As I wandered around I put the fact that it had been foreclosed on together with the traces of children I found, pink paint in one bedroom, a little plastic doll with green pants on, brightly colored beads in the carpet, and came to the conclusion that this house had lost it's family.  Now I had viewed a lot of foreclosures, houses that had lost their families.  And many of these had been stripped down to their bones.  Whole kitchens had been removed where all that was left were missing expanses of tile where kitchen cabinets used to rest.  Bathroom fixtures were missing, carpeting had been rolled up and hauled away, and holes were left lining the sheet rock by people who had taken the copper wiring with them.  But my house had been valued.

It had been cleaned, the kitchen and bathrooms left intact, and the garage door openers and mailbox keys left on the counter with a note explaining how to work them.  The closet doors were all on their sliders, there was not one hole in all of the walls, and the cans of paint lining the shelves in the garage were lovingly labeled with which room each color matched.  "Maddie's room" was on the pink can.  This house had been cared for.  And it's emptiness consumed more than it's physical space.  This alone made me seriously consider purchasing the house.

Later that evening after I'd been trying for fifteen minutes to get my three and a half year old daughter to locate her nose, and she'd finally poked herself in the eye, Shane said to me laughing,

"Wouldn't it be funny to live on a street called Harmony Lane?  It's like a take-off of Elm Street."

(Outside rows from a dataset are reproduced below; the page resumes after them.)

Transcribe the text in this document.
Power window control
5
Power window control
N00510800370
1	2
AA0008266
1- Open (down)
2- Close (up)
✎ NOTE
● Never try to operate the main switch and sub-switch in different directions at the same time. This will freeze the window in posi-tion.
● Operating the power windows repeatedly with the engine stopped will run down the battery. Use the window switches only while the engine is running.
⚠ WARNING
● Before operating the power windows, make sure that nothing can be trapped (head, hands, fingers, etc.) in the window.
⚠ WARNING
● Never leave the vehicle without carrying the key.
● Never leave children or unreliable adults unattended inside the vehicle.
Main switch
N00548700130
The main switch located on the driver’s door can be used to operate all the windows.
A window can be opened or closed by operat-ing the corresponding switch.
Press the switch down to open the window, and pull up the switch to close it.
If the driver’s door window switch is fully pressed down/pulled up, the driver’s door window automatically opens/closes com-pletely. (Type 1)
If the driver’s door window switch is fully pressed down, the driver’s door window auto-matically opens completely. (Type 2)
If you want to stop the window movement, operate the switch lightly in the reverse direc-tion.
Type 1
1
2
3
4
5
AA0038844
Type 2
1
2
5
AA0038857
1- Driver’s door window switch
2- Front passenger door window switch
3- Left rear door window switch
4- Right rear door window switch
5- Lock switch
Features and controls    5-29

Completely ignoring his analogy I sprung to full attention.  "Harmony Lane?  Which house is on Harmony Lane?" I asked looking up at him with wide eyes.

"The one we saw today.  You didn't notice?" he continued.

"No," I replied, "I was mesmerized by the stucco again." 

With a smile growing slowly and brightly on my face I continued with, "The street is called Harmony Lane?  That's sweet isn't it?  I think that might be the tiny detail."

"Huh?  asked Shane.

"Buying a house on Harmony Lane might just make everything all right," I answered.

So we called the realtor, had the offer in by the following morning, and I sighed with heavy relief that the struggle was finally over.  But obviously, it wasn't over.

Not only was buying our house on Harmony Lane not the solution for what was going on in our lives, but the whole experience of it completely foreshadowed the next couple years of my life.  I didn't realize it yet, but "who I am" had been built on a sandstone foundation.  And over the next couple of years I would find myself in the midst of a crisis that would not only break my heart, but would completely destroy the very structure of who I'd always been.

These experiences would hurl every deeply ingrained belief, every dearly held idea, each hope, dream, thought, and conviction, shatter each mid-air in fierce loud explosions, and then slam the leftovers into the ground.  I would find myself frantic and running around, desperately seeking survivors.  I would flip over each dying piece, every detail of who I thought I was, and check them all for vital signs.  Not one would survive.  And I would wake up one day to find that I was left with absolutely nothing that I had ever recognized about myself.

The glorious thing about self-destruction is that a new kind of person can be built out of the debris.  I not only have a different kind of house than I'd always envisioned, but I also have a different kind of family, a different kind of life than I'd always envisioned.  This is the story of my storm, the resulting awakening, and the birth of a whole new kind of life here on Harmony Lane.